« Une personne séropositive sous traitement ne transmet plus le virus ». A travers sa nouvelle campagne, l’association AIDES veut mettre à mal les fausses idées sur le VIH – et elles sont nombreuses. L’une des plus stigmatisantes pour les personnes séropositives concerne les modes de transmission du virus.
De fait, les sondages montrent que le grand public, notamment les jeunes, ignore les risques et les modes de transmission du VIH. Beaucoup pensent par exemple qu’il peut se contracter à travers un baiser. La nouvelle campagne a pour objectif de rappeler que les traitements antirétroviraux « sont aujourd’hui si efficaces qu’ils rendent le virus indétectable dans le sang et les liquides sexuels des personnes touchées ».
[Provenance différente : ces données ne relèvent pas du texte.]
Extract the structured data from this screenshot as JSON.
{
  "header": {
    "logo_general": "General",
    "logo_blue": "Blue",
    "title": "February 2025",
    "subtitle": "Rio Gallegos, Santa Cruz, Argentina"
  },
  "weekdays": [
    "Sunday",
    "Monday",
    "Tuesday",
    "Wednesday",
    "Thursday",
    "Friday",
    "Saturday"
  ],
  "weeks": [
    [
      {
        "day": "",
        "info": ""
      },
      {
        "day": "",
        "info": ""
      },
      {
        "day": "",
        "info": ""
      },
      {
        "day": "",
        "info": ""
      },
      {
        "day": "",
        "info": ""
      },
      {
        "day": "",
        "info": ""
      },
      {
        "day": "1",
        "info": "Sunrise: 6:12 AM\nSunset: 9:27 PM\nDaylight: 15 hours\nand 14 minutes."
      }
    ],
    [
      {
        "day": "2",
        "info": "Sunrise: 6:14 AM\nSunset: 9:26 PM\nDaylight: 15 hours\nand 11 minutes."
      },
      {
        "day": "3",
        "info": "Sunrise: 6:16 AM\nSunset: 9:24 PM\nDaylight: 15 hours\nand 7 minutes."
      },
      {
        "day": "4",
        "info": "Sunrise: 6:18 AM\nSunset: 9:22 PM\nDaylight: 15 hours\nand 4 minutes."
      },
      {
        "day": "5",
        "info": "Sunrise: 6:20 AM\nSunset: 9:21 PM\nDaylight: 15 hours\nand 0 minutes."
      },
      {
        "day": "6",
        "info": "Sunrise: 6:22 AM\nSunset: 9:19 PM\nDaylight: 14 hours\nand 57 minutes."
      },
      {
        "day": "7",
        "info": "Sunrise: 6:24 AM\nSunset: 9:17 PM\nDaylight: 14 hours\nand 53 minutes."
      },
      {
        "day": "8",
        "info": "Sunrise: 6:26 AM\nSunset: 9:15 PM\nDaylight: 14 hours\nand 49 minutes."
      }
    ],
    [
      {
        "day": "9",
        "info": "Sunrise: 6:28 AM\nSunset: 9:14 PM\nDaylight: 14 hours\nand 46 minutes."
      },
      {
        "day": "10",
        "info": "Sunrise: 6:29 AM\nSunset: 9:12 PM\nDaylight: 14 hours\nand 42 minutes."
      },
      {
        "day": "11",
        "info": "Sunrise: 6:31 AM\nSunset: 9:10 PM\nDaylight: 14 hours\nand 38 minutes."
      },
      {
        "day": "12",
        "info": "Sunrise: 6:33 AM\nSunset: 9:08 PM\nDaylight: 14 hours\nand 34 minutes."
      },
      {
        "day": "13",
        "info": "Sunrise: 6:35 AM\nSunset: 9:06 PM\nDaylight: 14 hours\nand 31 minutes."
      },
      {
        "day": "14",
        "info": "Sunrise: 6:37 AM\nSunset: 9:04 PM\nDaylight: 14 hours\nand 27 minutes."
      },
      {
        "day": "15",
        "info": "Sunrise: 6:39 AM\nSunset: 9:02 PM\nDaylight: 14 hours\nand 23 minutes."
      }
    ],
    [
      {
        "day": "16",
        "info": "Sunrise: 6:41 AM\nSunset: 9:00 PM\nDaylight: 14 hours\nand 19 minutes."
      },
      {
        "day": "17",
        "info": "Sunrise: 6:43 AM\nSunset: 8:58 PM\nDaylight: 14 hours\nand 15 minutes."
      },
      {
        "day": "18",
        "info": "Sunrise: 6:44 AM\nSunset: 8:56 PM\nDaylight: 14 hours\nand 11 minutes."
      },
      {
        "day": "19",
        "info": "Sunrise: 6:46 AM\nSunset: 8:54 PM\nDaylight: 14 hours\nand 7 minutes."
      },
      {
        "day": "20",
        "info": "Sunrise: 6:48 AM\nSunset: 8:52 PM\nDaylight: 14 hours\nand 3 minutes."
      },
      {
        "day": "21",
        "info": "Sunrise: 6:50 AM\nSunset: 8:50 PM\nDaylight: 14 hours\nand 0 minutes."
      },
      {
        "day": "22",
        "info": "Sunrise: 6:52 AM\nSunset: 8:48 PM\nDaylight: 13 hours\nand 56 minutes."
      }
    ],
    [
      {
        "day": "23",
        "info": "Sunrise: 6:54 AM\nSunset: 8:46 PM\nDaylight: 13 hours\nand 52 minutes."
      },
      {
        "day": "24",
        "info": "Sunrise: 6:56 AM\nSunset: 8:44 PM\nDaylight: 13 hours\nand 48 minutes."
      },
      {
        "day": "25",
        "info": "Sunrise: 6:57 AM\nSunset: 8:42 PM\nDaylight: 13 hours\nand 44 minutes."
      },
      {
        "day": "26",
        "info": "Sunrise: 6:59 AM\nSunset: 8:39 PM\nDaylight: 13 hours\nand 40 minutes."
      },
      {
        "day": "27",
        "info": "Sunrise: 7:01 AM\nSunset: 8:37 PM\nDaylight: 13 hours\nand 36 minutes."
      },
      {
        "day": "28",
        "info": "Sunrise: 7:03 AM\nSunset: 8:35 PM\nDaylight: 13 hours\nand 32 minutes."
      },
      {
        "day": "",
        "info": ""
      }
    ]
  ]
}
Ainsi, les personnes séropositives ne transmettent plus le VIH, même lors d’une relation sexuelle non protégée. Le Pr Gilles Pialoux, chef de service des maladies infectieuses et tropicales à l'hôpital Tenon, revient sur ce fait scientifique qui a tant de mal à se frayer un chemin parmi la population.
Est-il scientifiquement établi que les personnes séropositives sous antirétroviraux ne peuvent pas contaminer leur partenaire ?
Pr Gilles Pialoux : Ce qu’on a l’habitude de dire, en consultation, c’est que le risque zéro n’existe pas mais qu’on dispose de données très solides et nombreuses permettant d’affirmer que le niveau de protection des personnes sous traitement est extrêmement élevé, aux alentours de 96-97 %, toutes populations à risque confondues. La plus grande étude à ce sujet a été menée sur les cinq continents, sur des couples homosexuels comme hétérosexuels, composés d’une personne séropositive et l’autre pas.
Alors, c’est vrai, on n’est pas à 100 % et c’est là toute la difficulté de faire comprendre ces données statistiques au grand public. Mais il y a tellement de méconnaissance et de discrimination autour du VIH que la campagne d’AIDES est particulièrement bienvenue. Aujourd’hui, un patient séropositif traité, bien suivi, dont la charge virale est maîtrisée et qui n’a pas de co-facteurs (comme d’autres infections, par exemple) peut avoir des rapports sexuels non protégés et faire des bébés sans transmettre le virus.
Conseillez-vous malgré tout le préservatif à vos patients sous traitement ?
Pr Gilles Pialoux : C’est plus compliqué que cela : on fait du cas par cas. La plupart du temps, c’est le séropositif qui est très angoissé à l’idée de transmettre le virus ; le non-séropositif du couple a tendance à être moins stressé. En fait, on fait en fonction des peurs manifestées par le couple. Il s’agit de choix personnels, conjugaux, mais pas de santé publique.
Le traitement antirétroviral a-t-il tendance à être bien suivi par les patients ?
Pr Gilles Pialoux : Oui, si on y met les moyens. Au niveau de la COREVIH, qui regroupe à Paris les hôpitaux Saint-Antoine, la Pitié-Salpêtrière et Tenon (soit 11 000 patients), on estime qu’environ 91 % des personnes atteintes du VIH ont une charge virale maîtrisée – et donc, sont observantes.
Mais nous y avons effectivement mis les moyens, puisque nous avons mis en place des consultations « éducation thérapeutique », des consultations « observance ». Nous avons des thérapeutes formés aux langues étrangères pour les patients qui comprennent mal le Français. Avec cet arsenal de mesures, on obtient des résultats satisfaisants en matière d’observance et de suivi.